Photos by Giovanni "Gio" Pilato
Photos by Giovanni "Gio" Pilato

There are not many backdrops as spectacular as Blenheim Palace in the whole of the United Kingdom, for an outdoor music festival. Home of the 12th Duke Of Marlborough and his family, Blenheim Palace is also 2019’s very special residence to Nocturne Live, one of the most renowned music events of the United Kingdom in later years. 

As part of the Nocturne Live concert series, Bluebird Reviews could not miss the opportunity to be at the event on Saturday 22nd June, to review the day's headliners show and one of the most successful British band of the last 4 decades of music history, the almighty Tears For Fears.
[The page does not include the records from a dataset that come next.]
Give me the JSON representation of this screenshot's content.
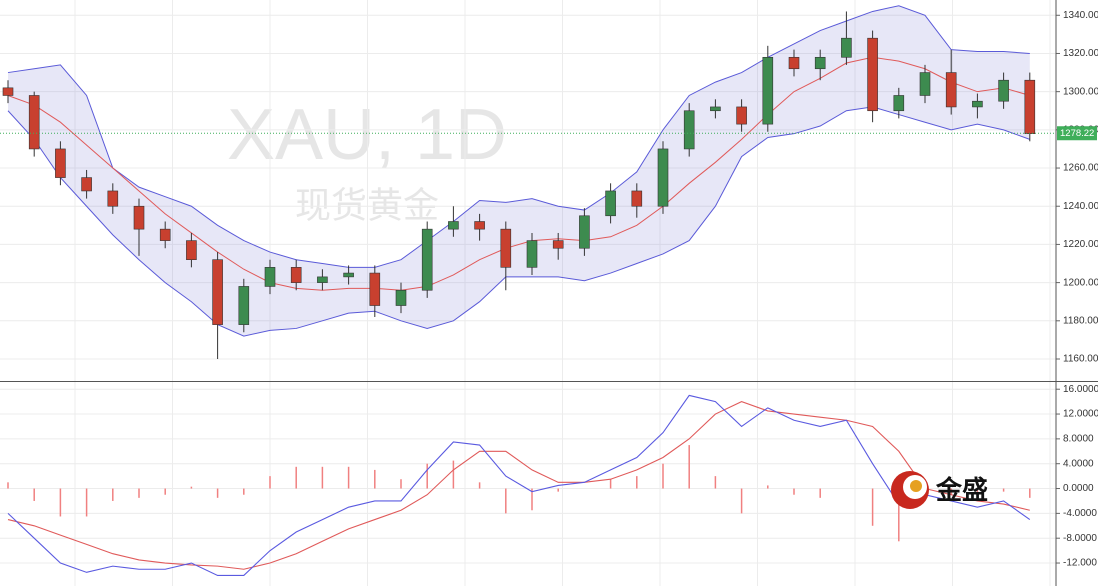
{
  "logo": "金盛",
  "chart_data": [
    {
      "type": "candlestick",
      "title": "XAU, 1D",
      "subtitle": "现货黄金",
      "open": [
        1302,
        1298,
        1270,
        1255,
        1248,
        1240,
        1228,
        1222,
        1212,
        1178,
        1198,
        1208,
        1200,
        1203,
        1205,
        1188,
        1196,
        1228,
        1232,
        1228,
        1208,
        1222,
        1218,
        1235,
        1248,
        1240,
        1270,
        1290,
        1292,
        1283,
        1318,
        1312,
        1318,
        1328,
        1290,
        1298,
        1310,
        1292,
        1295,
        1306
      ],
      "high": [
        1306,
        1300,
        1274,
        1259,
        1252,
        1244,
        1232,
        1226,
        1216,
        1202,
        1212,
        1212,
        1207,
        1209,
        1209,
        1200,
        1232,
        1240,
        1236,
        1232,
        1226,
        1226,
        1239,
        1252,
        1252,
        1274,
        1294,
        1296,
        1296,
        1324,
        1322,
        1322,
        1342,
        1332,
        1302,
        1314,
        1322,
        1299,
        1310,
        1310
      ],
      "low": [
        1294,
        1266,
        1251,
        1244,
        1236,
        1214,
        1218,
        1208,
        1160,
        1174,
        1194,
        1196,
        1196,
        1199,
        1182,
        1184,
        1192,
        1224,
        1222,
        1196,
        1204,
        1212,
        1214,
        1231,
        1234,
        1236,
        1266,
        1286,
        1279,
        1279,
        1308,
        1306,
        1314,
        1284,
        1286,
        1294,
        1288,
        1286,
        1291,
        1274
      ],
      "close": [
        1298,
        1270,
        1255,
        1248,
        1240,
        1228,
        1222,
        1212,
        1178,
        1198,
        1208,
        1200,
        1203,
        1205,
        1188,
        1196,
        1228,
        1232,
        1228,
        1208,
        1222,
        1218,
        1235,
        1248,
        1240,
        1270,
        1290,
        1292,
        1283,
        1318,
        1312,
        1318,
        1328,
        1290,
        1298,
        1310,
        1292,
        1295,
        1306,
        1278
      ],
      "up_color": "#3d8b4f",
      "down_color": "#c8402f",
      "bands": {
        "upper": [
          1310,
          1312,
          1314,
          1298,
          1260,
          1250,
          1245,
          1240,
          1230,
          1222,
          1216,
          1212,
          1210,
          1208,
          1208,
          1212,
          1222,
          1232,
          1243,
          1242,
          1244,
          1240,
          1238,
          1247,
          1258,
          1280,
          1298,
          1305,
          1310,
          1318,
          1325,
          1332,
          1337,
          1342,
          1345,
          1340,
          1322,
          1321,
          1321,
          1320
        ],
        "middle": [
          1298,
          1293,
          1284,
          1272,
          1260,
          1248,
          1236,
          1226,
          1216,
          1207,
          1200,
          1197,
          1196,
          1197,
          1197,
          1196,
          1198,
          1204,
          1212,
          1218,
          1222,
          1223,
          1222,
          1224,
          1230,
          1240,
          1252,
          1263,
          1275,
          1288,
          1300,
          1307,
          1315,
          1318,
          1316,
          1312,
          1305,
          1300,
          1302,
          1298
        ],
        "lower": [
          1290,
          1275,
          1255,
          1240,
          1225,
          1212,
          1200,
          1190,
          1178,
          1172,
          1175,
          1176,
          1180,
          1184,
          1185,
          1180,
          1176,
          1180,
          1190,
          1203,
          1203,
          1203,
          1201,
          1205,
          1210,
          1215,
          1222,
          1240,
          1266,
          1276,
          1278,
          1282,
          1290,
          1292,
          1288,
          1284,
          1280,
          1283,
          1280,
          1275
        ],
        "color": "#5a5ad8",
        "middle_color": "#e05a5a",
        "fill": "rgba(120,120,210,0.18)"
      },
      "last_price": 1278.22,
      "last_price_color": "#3fae5a",
      "ylim": [
        1149,
        1348
      ],
      "yticks": [
        {
          "value": 1160,
          "label": "1160.00"
        },
        {
          "value": 1180,
          "label": "1180.00"
        },
        {
          "value": 1200,
          "label": "1200.00"
        },
        {
          "value": 1220,
          "label": "1220.00"
        },
        {
          "value": 1240,
          "label": "1240.00"
        },
        {
          "value": 1260,
          "label": "1260.00"
        },
        {
          "value": 1280,
          "label": "1280.00"
        },
        {
          "value": 1300,
          "label": "1300.00"
        },
        {
          "value": 1320,
          "label": "1320.00"
        },
        {
          "value": 1340,
          "label": "1340.00"
        }
      ],
      "grid": true
    },
    {
      "type": "macd",
      "dif": {
        "color": "#5a5ae0",
        "values": [
          -4,
          -8,
          -12,
          -13.5,
          -12.5,
          -13,
          -13,
          -12,
          -14,
          -14,
          -10,
          -7,
          -5,
          -3,
          -2,
          -2,
          3,
          7.5,
          7,
          2,
          -0.5,
          0.5,
          1,
          3,
          5,
          9,
          15,
          14,
          10,
          13,
          11,
          10,
          11,
          4,
          -2.5,
          -1,
          -2,
          -3,
          -2,
          -5
        ]
      },
      "dea": {
        "color": "#e05a5a",
        "values": [
          -5,
          -6,
          -7.5,
          -9,
          -10.5,
          -11.5,
          -12,
          -12.3,
          -12.5,
          -13,
          -12,
          -10.5,
          -8.5,
          -6.5,
          -5,
          -3.5,
          -1,
          3,
          6,
          6,
          3,
          1,
          1,
          1.5,
          3,
          5,
          8,
          12,
          14,
          12.5,
          12,
          11.5,
          11,
          10,
          6,
          0,
          -1,
          -2,
          -2.5,
          -3.5
        ]
      },
      "histogram": {
        "color": "#f08080",
        "values": [
          1,
          -2,
          -4.5,
          -4.5,
          -2,
          -1.5,
          -1,
          0.3,
          -1.5,
          -1,
          2,
          3.5,
          3.5,
          3.5,
          3,
          1.5,
          4,
          4.5,
          1,
          -4,
          -3.5,
          -0.5,
          0,
          1.5,
          2,
          4,
          7,
          2,
          -4,
          0.5,
          -1,
          -1.5,
          0,
          -6,
          -8.5,
          -1,
          -1,
          -1,
          -0.5,
          -1.5
        ]
      },
      "ylim": [
        -15.7,
        17
      ],
      "yticks": [
        {
          "value": 16,
          "label": "16.0000"
        },
        {
          "value": 12,
          "label": "12.0000"
        },
        {
          "value": 8,
          "label": "8.0000"
        },
        {
          "value": 4,
          "label": "4.0000"
        },
        {
          "value": 0,
          "label": "0.0000"
        },
        {
          "value": -4,
          "label": "-4.0000"
        },
        {
          "value": -8,
          "label": "-8.0000"
        },
        {
          "value": -12,
          "label": "-12.000"
        }
      ],
      "grid": true
    }
  ]
}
With ideal sunny weather conditions reaching 23 Celsius, a temperature pleasantly unusual for a country like the United Kingdom, the day had started already in the best way possible, under a musical perspective, with two bands in great form like legendary synth-pop 80's icons Scritti Politti and the White Lies, one of England's indie rock and new wave best-kept (but not too much) secrets of the last decade, performing each a set of great intensity and musicianship.

As the sun starts gently to wave goodbye to the excited crowd (estimated 6500 people) present at Blenheim Palace, at 9.15pm sharp the lights go out on stage and a slow, electronic version of one of Tears For Fears biggest hits, Everybody Wants To Rule The World, introduces the band on stage, welcomed by a huge roar from the crowd.

Roland Orzabal and Curt Smith, aka Tears For Fears have gone through a lot, between each other, during their career and maybe time and maturity have helped to settle down personal disputes to leave space purely to the beauty of music and its creation. Tonight's show, in that respect, it's a celebration of all that the duo has been able to create on a musical level, especially between 1983 and 1995 at the peak of their popularity and global success.



The band cleverly dug into their songbook by alternating some of their biggest hits with lesser known ones, like Secret World, Memories Fade or Suffer the Children, for example, giving in this way the opportunity to fans of the beginning stage of Tears For Fears career to explore even more the musical universe of one of the Synth-Pop/Rock most loved bands of the last half a century.

While Curt Smith's voice is not sadly at its best ("I've got a stinking cold, tonight", the musician will later confess on stage), tonight, Orzabal is instead, vocally, as strong and powerful as he was 30-plus years ago. His vocals on songs like Sowing The Seeds Of Love, Woman In Chains (supported splendidly by backing vocalist Carina Round), Head Over Heels and the unexpected cover of Radiohead's Creep are among the most remarkable highlights in an irresistible set-list on many levels.



With a crowd that didn't stop clapping and singing since the beginning of the show, especially when Tears For Fears play their biggest hits, to our website, the best moment of the show came with a highly entertaining and sonically perfect live version of Badman's Song, where an extraordinary blend of Soul, Rock and Fusion produced by the whole band on stage displayed not only the finest part of an impeccable show but also the real depth of a band like Tears For Fears, not always given enough credibility for the richness of their musical vocabulary.

When Orzabal and Smith part company from tonight’s hugely enthusiastic audience through the notes of Shout, on their Encore, even a full moon comes out over Blenheim Palace's sky to salute one of the most entertaining and iconic bands of the last 40 years that, without sounding too obvious, knows very well how to Rule The World through music.